While narrative includes historically accurate information, it is internally focused, often contains half-truths, and when the other side is addressed, it is morally excluded and devalued. Narrative is not in itself negative; it provides identity and legitimacy to people, and helps bring large groups of people together. However, it is also selective and resistant to new information.
Because historical narrative is so important and fuels the conflict, people who work in reconciliation have made suggestions regarding what to do in light of a narrative’s shortcomings. Some scholars suggest trying to bridge conflicting narratives by focusing on social and interdisciplinary history as opposed to political and military history, thus forming a third, joint narrative which can serve as a basis for reconciliation. Others say that this impossible, and argue that we should accept that the narratives cannot be bridged and instead learn to critique our own narrative and learn its weaknesses. In our encounters, we encourage participants to learn each other’s narrative, and then bridge the narratives as much as possible by focusing on shared social and cultural history and challenging our own narrative. Finally, it is imperative that we learn to accept and respect the other narrative, particularly when there are elements about which we disagree. We are not asking participants to agree on everything, but we are asking participants to understand each other, to listen to each other, and to have sympathy for each other.

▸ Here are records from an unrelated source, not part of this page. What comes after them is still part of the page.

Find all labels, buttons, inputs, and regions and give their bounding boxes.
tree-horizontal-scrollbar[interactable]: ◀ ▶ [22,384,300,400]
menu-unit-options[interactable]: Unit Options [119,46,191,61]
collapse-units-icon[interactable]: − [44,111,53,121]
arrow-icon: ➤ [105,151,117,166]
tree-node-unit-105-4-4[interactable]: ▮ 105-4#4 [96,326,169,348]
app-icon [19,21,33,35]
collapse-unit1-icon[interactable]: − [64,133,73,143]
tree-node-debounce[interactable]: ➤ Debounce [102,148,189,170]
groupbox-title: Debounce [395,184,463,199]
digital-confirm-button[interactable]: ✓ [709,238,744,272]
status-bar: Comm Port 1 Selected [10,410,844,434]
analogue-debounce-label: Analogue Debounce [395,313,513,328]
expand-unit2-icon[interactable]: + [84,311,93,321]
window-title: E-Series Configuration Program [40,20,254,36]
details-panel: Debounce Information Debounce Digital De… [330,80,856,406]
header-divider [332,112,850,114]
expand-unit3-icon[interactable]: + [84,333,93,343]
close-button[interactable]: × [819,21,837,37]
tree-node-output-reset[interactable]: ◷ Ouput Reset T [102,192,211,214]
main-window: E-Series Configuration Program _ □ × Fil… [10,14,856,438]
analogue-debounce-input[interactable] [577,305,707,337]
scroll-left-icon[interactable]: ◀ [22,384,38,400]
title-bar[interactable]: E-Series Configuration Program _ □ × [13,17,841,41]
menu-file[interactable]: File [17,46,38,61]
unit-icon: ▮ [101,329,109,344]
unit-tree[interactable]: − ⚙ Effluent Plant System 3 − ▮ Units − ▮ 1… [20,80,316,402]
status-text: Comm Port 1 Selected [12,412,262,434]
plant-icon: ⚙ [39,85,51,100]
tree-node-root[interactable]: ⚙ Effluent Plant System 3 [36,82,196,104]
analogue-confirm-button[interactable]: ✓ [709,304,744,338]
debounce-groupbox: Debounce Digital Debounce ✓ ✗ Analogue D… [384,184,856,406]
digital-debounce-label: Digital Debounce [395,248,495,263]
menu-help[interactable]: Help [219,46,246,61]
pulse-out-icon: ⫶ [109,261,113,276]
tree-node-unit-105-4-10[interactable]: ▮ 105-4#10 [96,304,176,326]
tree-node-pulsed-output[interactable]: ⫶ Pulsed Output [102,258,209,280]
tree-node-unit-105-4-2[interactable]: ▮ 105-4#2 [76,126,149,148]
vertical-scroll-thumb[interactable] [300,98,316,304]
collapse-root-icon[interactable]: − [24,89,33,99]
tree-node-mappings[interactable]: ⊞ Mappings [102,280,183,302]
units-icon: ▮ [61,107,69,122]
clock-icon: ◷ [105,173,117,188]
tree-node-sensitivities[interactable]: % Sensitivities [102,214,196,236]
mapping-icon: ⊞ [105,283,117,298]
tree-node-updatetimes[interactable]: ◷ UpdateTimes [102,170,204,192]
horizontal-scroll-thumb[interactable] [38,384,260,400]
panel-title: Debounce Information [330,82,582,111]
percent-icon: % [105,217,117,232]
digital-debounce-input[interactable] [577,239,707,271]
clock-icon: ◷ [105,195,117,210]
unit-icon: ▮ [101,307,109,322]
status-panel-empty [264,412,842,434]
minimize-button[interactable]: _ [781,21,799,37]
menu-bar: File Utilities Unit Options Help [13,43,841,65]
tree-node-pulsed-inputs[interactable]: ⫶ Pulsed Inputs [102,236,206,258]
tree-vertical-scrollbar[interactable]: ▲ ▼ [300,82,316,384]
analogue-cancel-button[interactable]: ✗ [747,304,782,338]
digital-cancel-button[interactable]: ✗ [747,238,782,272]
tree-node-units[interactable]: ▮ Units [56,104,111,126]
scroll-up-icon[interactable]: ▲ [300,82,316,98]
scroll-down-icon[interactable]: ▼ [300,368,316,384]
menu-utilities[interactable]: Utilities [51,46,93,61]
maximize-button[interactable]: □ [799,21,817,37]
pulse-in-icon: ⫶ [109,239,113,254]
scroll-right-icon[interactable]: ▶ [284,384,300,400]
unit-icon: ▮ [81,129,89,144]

In order for us, both Israelis and Palestinians, to make progress toward reconciliation, we need to learn to truly listen to each other’s needs and be willing to recognize our own shortcomings. The basic needs for mutual legitimization can be found in the speeches of both Netanyahu and Abbas. Words of peace can be found in both speeches, but words of good will quickly dissipate when they are not coupled with acts of good will. Instead of recognizing each other and respecting each other, they belittled and excluded each other. Instead of employing self-criticism, they criticized each other. We do not expect agreement or an easy fix, but as a result of experience, we do know that two opposing sides can come together with clashing opinions, learn to hear each other, respect each other, and make room for each other (even when disagreeing), and walk away committed to each other and to continued fellowship.
As believers we share a common faith and we are all called to repent of our sins and shortcomings and seek peace, but this does not preclude us from reading the Bible in light of our own historical narratives. When we are suffering, we often identify with Biblical figures that suffered, or turn to specific psalms recounting suffering. When we are successful, we often identify with the successes of certain Biblical figures, and repeat their words of joy. We can also read the Bible as an ethnic group, taking certain passages and using them for various purposes. We should apply Biblical passages to our own lives, but we have to be careful that we do not do this in isolation. We have to be careful not to read the Bible selectively, overlooking passages that may be uncomfortable to us. Above all, we are called to peace, love, and fellowship. We work for this every day and we hope you will continue to walk alongside us as we pursue peace, encourage love of our neighbors, and journey toward reconciliation.